Results. Overall 158 patients were registered from January 2010 to December 2014; 3 were not eligible, leaving 155 evaluable patients. Sixty-two patients (40%) were ≥ 10 years, 73 (47%) had ≥50,000 WBC count at diagnosis, 103 (84%) had p190. 102 (66%) patients achieved both early good response and CR1 at end of IA and were classified as good risk, while the remaining 53 (34%) were at poor risk. CR1 was achieved by 151 patients (97%) at the end of Induction and by the remaining 4 at the end of IB. Overall, 59 patients (38%) underwent HSCT in CR1. Nineteen patients discontinued treatment, 17 during chemotherapy, 15 due to serious adverse events (SAE, of which 9 related to imatinib - mainly infections) and the remaining 2 to MRD increase (1) and to transfer to adult unit (1). Among patients who underwent HSCT in CR1, 2 discontinued imatinib after HSCT, due to MRD increase (1) and gastrointestinal toxicity related to imatinib (1). Overall, 185 SAE were observed in 86 (55%) patients. The most frequent SAE was infection which occurred in 50 (32%) patients. Other toxicities included osteonecrosis (7 patients, 5%) and gastrointestinal disorders (9 patients, 6%). On the complete cohort of 155 patients, with a median follow-up of 57 months (range 1-86), the 5-year EFS and survival were 57.0 (SE 4.1) and 71.8 (SE 3.8), respectively. The 5-year cumulative incidence of relapse was 26.9 (SE 3.7). Overall, 65 events occurred, 46 in 96 patients who received chemotherapy only (32 relapses and 14 deaths in CCR) and 19 in 59 HSCT in CR1 (8 relapses and 11 deaths in CCR). Overall, relapses occurred in the BM (22), BM+CNS (11), BM+eye (1) and CNS (6). All deaths in CCR, except for 1 in chemotherapy and 3 after HSCT, were due to infection. Half of the deaths in CCR (12/25) occurred in 2 unexpected clusters, in HSCT performed in 2010-2011 and in chemotherapy-only patients ≥ 10 years. Further investigations did not reveal any common pattern within the clusters.

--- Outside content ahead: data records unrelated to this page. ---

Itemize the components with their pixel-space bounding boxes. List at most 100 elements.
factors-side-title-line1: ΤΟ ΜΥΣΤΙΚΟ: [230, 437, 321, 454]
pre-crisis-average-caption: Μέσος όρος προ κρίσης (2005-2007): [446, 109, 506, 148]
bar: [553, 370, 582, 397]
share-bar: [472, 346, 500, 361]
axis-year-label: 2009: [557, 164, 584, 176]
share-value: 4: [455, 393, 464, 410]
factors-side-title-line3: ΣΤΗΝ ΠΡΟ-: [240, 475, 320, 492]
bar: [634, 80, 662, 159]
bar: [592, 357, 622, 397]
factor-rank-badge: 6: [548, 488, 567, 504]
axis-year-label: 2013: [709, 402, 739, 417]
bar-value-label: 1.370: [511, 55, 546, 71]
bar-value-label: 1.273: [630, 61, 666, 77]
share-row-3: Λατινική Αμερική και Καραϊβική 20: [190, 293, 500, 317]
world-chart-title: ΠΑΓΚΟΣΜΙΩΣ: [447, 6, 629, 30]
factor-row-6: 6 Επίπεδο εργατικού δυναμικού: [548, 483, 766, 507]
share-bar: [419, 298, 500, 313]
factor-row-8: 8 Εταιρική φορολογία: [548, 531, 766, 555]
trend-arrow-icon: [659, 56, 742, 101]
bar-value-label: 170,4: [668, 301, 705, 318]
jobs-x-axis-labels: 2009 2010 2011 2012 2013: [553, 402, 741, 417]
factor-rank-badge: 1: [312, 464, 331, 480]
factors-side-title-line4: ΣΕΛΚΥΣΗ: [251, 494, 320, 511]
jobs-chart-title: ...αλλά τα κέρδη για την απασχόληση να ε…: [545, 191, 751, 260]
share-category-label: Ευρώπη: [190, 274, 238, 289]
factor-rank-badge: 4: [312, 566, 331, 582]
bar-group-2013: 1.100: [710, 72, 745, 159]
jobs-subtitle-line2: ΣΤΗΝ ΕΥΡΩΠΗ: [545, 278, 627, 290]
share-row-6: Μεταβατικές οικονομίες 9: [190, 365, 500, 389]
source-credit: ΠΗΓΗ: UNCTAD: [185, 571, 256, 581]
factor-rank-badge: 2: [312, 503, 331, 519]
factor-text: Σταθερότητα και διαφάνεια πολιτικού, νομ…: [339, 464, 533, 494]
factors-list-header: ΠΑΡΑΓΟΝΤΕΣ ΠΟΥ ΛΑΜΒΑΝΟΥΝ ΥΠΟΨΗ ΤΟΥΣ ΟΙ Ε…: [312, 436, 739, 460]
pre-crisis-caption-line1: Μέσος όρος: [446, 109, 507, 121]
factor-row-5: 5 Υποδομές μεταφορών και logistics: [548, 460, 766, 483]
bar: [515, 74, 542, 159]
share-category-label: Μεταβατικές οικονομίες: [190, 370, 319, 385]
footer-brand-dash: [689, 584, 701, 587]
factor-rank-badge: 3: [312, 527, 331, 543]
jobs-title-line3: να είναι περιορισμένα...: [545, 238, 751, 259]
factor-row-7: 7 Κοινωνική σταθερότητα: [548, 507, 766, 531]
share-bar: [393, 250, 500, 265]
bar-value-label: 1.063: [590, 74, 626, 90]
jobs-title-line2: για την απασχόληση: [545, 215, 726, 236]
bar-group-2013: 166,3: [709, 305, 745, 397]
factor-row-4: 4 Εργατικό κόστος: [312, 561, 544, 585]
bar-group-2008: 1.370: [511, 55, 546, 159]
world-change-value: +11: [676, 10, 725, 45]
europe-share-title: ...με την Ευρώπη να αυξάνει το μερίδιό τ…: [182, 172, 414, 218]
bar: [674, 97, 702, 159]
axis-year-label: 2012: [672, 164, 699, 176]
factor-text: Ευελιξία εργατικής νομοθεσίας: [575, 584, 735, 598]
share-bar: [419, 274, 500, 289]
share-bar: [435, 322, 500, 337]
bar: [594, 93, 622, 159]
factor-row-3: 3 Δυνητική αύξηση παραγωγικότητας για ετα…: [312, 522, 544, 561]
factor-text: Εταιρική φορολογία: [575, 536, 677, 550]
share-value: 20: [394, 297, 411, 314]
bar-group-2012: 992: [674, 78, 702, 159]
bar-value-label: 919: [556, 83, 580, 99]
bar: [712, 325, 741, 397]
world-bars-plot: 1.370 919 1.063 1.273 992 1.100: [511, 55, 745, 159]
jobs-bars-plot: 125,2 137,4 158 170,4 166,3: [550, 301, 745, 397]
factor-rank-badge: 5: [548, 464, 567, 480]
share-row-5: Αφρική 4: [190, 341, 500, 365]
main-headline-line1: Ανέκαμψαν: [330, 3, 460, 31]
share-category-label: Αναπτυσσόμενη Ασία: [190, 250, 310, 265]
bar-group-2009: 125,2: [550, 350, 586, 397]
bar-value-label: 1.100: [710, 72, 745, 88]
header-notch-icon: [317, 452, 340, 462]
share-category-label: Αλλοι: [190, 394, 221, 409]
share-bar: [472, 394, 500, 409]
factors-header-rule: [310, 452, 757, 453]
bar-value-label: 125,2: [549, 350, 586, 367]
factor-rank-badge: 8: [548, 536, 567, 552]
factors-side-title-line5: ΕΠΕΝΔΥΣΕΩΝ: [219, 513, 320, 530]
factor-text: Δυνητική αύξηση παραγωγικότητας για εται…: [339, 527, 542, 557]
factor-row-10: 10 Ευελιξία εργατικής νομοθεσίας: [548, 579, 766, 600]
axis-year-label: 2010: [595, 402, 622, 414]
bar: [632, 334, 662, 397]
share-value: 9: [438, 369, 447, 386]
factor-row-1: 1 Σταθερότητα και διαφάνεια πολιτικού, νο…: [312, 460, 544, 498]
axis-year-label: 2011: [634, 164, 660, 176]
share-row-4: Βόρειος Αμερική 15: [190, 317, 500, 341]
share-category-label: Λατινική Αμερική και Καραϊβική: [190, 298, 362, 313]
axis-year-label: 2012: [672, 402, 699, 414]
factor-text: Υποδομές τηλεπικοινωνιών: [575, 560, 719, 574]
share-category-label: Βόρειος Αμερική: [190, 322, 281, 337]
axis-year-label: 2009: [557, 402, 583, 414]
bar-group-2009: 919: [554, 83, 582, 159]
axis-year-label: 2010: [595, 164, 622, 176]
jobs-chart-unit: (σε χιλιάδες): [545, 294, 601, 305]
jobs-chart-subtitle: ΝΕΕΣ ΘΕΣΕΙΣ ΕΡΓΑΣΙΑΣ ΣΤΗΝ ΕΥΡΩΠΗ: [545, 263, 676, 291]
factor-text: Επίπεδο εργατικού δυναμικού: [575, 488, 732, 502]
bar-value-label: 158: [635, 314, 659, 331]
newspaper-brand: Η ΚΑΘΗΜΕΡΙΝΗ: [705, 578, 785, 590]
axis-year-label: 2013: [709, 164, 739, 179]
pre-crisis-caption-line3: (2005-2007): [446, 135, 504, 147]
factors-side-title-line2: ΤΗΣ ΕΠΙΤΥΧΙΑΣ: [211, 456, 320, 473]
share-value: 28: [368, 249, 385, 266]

Conclusions: Addition of imatinib given continuously since day 15 of induction markedly increased CR rate to 97% from 50% of the EsPhALL 2004-2009 study. Moreover, in EsPhALL 2010-2014 only 38% of patients underwent HSCT in CR1 (decreasing from 56% in 2010 to 28% in 2014), compared with 81% in the previous study. In spite of this marked decrease in HSCT, the outcome was similar in the 2 studies: 5-year EFS and survival were 57.0% and 71.8% versus 60.3% and 71.6%, respectively in EsPhALL 2010-2014 versus EsPhALL 2004-2009.

Disclosures: Cazzaniga: Fondazione Tettamanti onlus: Employment; Italian Association for Cancer Research: Research Funding. Saha: Shire: Research Funding. Schrappe: Medac: Consultancy, Research Funding; SigmaTau: Consultancy, Research Funding; Novartis: Consultancy, Research Funding; JAZZ Pharma: Consultancy, Research Funding; Baxalta: Consultancy, Research Funding.